There are objective numbers about grain shipments and exports from Canada.  According to the Canadian Grain Commission, as of crop week 39, which ended April 29, 2018, overall grain exports are only down a tiny 2.1% compared to the same week last year.  Remember that last crop year, the Canadian Transportation Agency found the railways delivered 7% more grain than the previous year – almost a new record.  In 11 of the 39 crop weeks overall exports are seldom down more than 1% and most of the missing export volume is accounted for by increased domestic use and the fall of canola and pulse exports.

However, the real eye-openers are the numbers for wheat.  Up to April 29/18 total wheat exports are up a blistering 14.75% compared to last year.  The CGC also reports that in every week of the 2017-18 crop year Canada exported substantially more wheat than in the same period for the previous crop year.  Claims by elevator agents they have no room ring hollow when their grain companies are moving more wheat than ever to export position.

Even barley exports are up 66.8%.  Smaller crops like soy beans are down 10%, while lentils, peas, and other pulses are down more than 50%, mostly because of Indian tariffs.  Canola is down 5.4% and durum is down 10% after the private trade bungled quality assurance.  It is these last two crops which account for the biggest part of that overall 2.1% drop in export grain shipments. It is the grain companies who are responsible for customers turning away from prairie canola, durum wheat, and pulse crops.

It is notable the private trade has bungled quality assurance on the grains with poor export numbers.

Without a single-desk marketer to manage logistics and deal with quality assurance there is no way prairie farmers will receive full value for their grain and customers will get what they want – when they want it.  So there is little evidence for blaming the trains, at least this time.

In spite of what you may read in some of the business press, the year-to-date export numbers from the Canadian Grain Commission show the railways are doing their job.  So farmers and their former customers are the ones being short changed in many ways by the grain companies.

Oil by Rail is Trivial
Oil by rail is another excuse used by grain company apologists to divert attention from their poor management.

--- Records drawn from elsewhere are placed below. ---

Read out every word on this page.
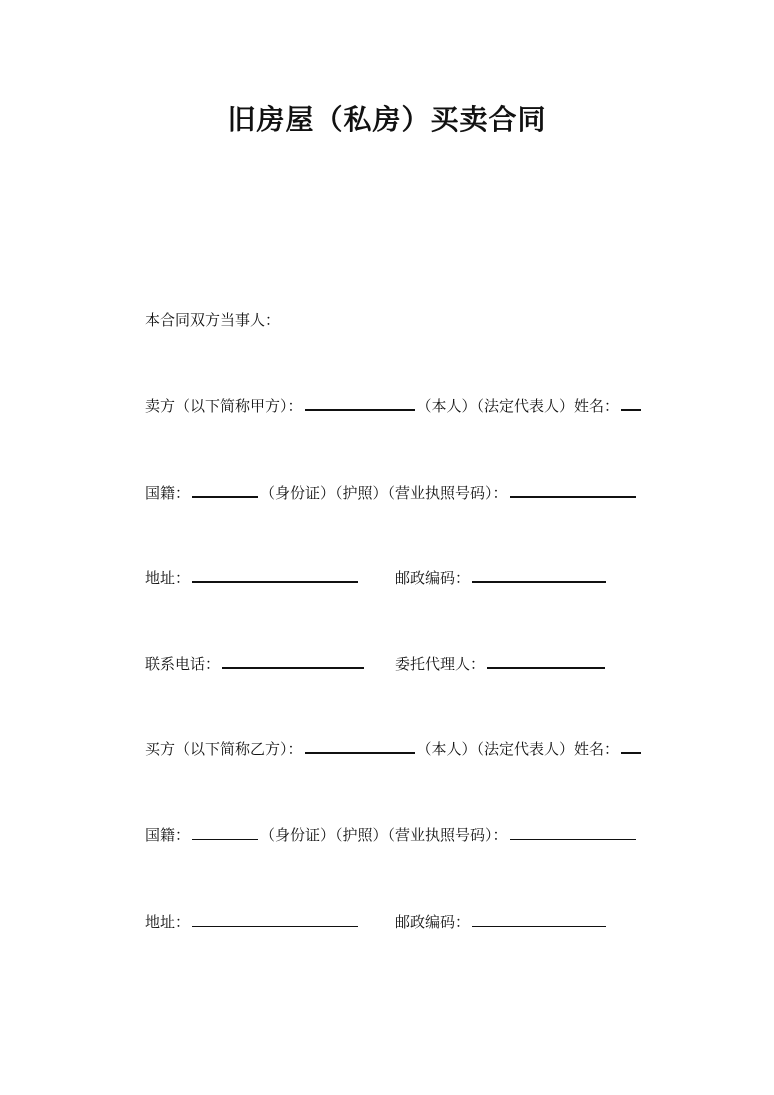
旧房屋（私房）买卖合同
本合同双方当事人：
卖方（以下简称甲方）：	（本人）（法定代表人）姓名：
国籍：	（身份证）（护照）（营业执照号码）：
地址：	邮政编码：
联系电话：	委托代理人：
买方（以下简称乙方）：	（本人）（法定代表人）姓名：
国籍：	（身份证）（护照）（营业执照号码）：
地址：	邮政编码：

The National Energy Board publishes monthly figures for oil shipments crossing the Canadian border by rail.  The highest shipment month since 2012 was December of 2014 at 27,913 cubic meters (m³) of oil per day.  As of February 2018 oil by rail is down to 21,306 m³ per day.  It sounds like a lot of oil, but it is only 163 oil tank cars a day.  This is a drop in the bucket compared to the roughly 1,300 grain cars a day that moved last year’s grain crops to port.

Most oil still goes south into the United States to be refined.  Grain goes west to the Pacific.  Adding oil transport to rail does not use the same tracks or mountain passes as grain – at least not for now.  Scaling up rail operations to meet extra demand for shipping oil south is a matter of adding extra locomotives and crews. 

 

One comment

  1. Mary Nokleby

    This is important information and should be widely available. This month’s Alberta Reviews is featuring this question CAN FAMERS AND THE NDP FIND COMMON GROUND?

    Given this is Alberta, who knows what the perspective is…I haven’t read the articles yet….but one thing is for sure.

    If we ignore the scams that large private companies set up for farmer’s made dependent on their services by the demise of the wheat board….more farms will also end up in the hands of multinational agribusiness.

    The NDP finding common ground with those boys will be a painful show to tune in on.